During spring and summer, as the air warms up and the sun shines down on the Greenland Ice Sheet, melt ponds form. Melt ponds are extensive pools of open water that form on both sea ice and ice sheets and are visible from space.
When snow and ice melt on top of glaciers, water flows in channels and streams and collects in depressions on the surface. These melt ponds can speed up the melting of the surrounding ice since they significantly reduce the ice’s ability to reflect sunlight. This can initiate a positive feedback where an increasing number of melt ponds absorb more heat which causes ice cover to melt even faster.
The Greenland Ice Sheet is the greatest ice mass in the northern hemisphere. It extends 2220 km north-south and has an average thickness of around 1500 m and is 1100 km at its widest point.

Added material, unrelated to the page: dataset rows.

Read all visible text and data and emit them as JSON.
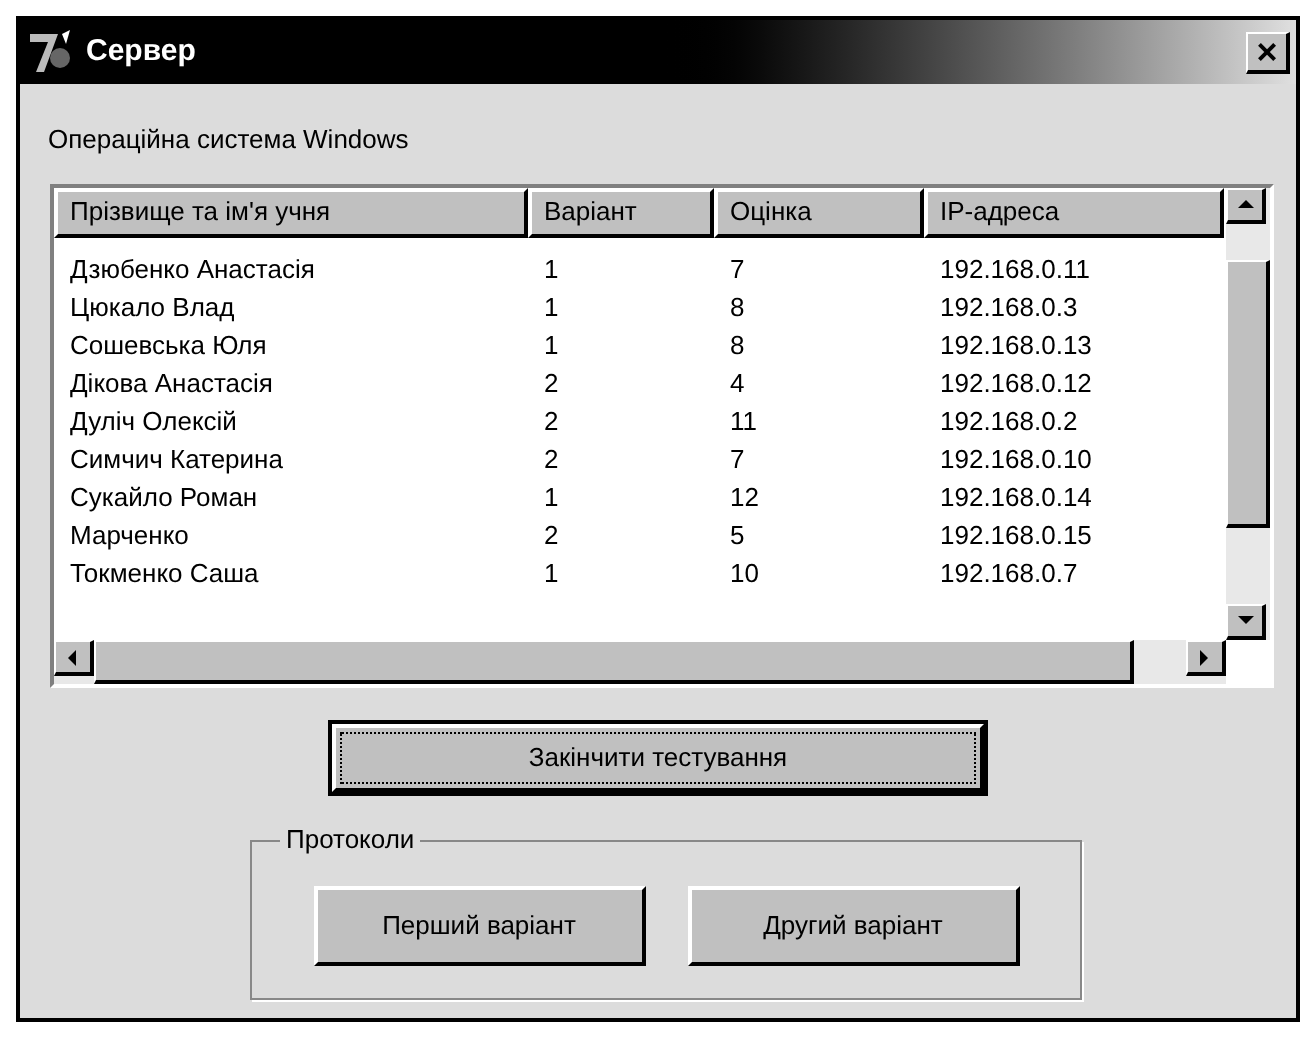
{
  "window": {
    "title": "Сервер",
    "close": "×"
  },
  "os_label": "Операційна система Windows",
  "table": {
    "columns": [
      "Прізвище та ім'я учня",
      "Варіант",
      "Оцінка",
      "IP-адреса"
    ],
    "rows": [
      [
        "Дзюбенко Анастасія",
        "1",
        "7",
        "192.168.0.11"
      ],
      [
        "Цюкало Влад",
        "1",
        "8",
        "192.168.0.3"
      ],
      [
        "Сошевська Юля",
        "1",
        "8",
        "192.168.0.13"
      ],
      [
        "Дікова Анастасія",
        "2",
        "4",
        "192.168.0.12"
      ],
      [
        "Дуліч Олексій",
        "2",
        "11",
        "192.168.0.2"
      ],
      [
        "Симчич Катерина",
        "2",
        "7",
        "192.168.0.10"
      ],
      [
        "Сукайло Роман",
        "1",
        "12",
        "192.168.0.14"
      ],
      [
        "Марченко",
        "2",
        "5",
        "192.168.0.15"
      ],
      [
        "Токменко Саша",
        "1",
        "10",
        "192.168.0.7"
      ]
    ]
  },
  "finish_button": "Закінчити тестування",
  "protocols": {
    "title": "Протоколи",
    "buttons": [
      "Перший варіант",
      "Другий варіант"
    ]
  }
}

The first day of September usually marks the end of the Greenland melt season, as the sun moves lower in the sky with temperatures cooling. However, at the beginning of September 2022, temperatures began to rise again when a strong air pressure region stalled at the southeast edge of Greenland and drew warmer air northwards across Baffin Bay and the west coast of Greenland. This increased meltwater runoff into the ocean.
Earth observation satellites are key to monitoring ice as they measure changes in the thickness of the ice sheets, fluctuations in the speed of the outlet glaciers and even small changes in Earth’s gravity field caused by melting ice as well as sea-level rise.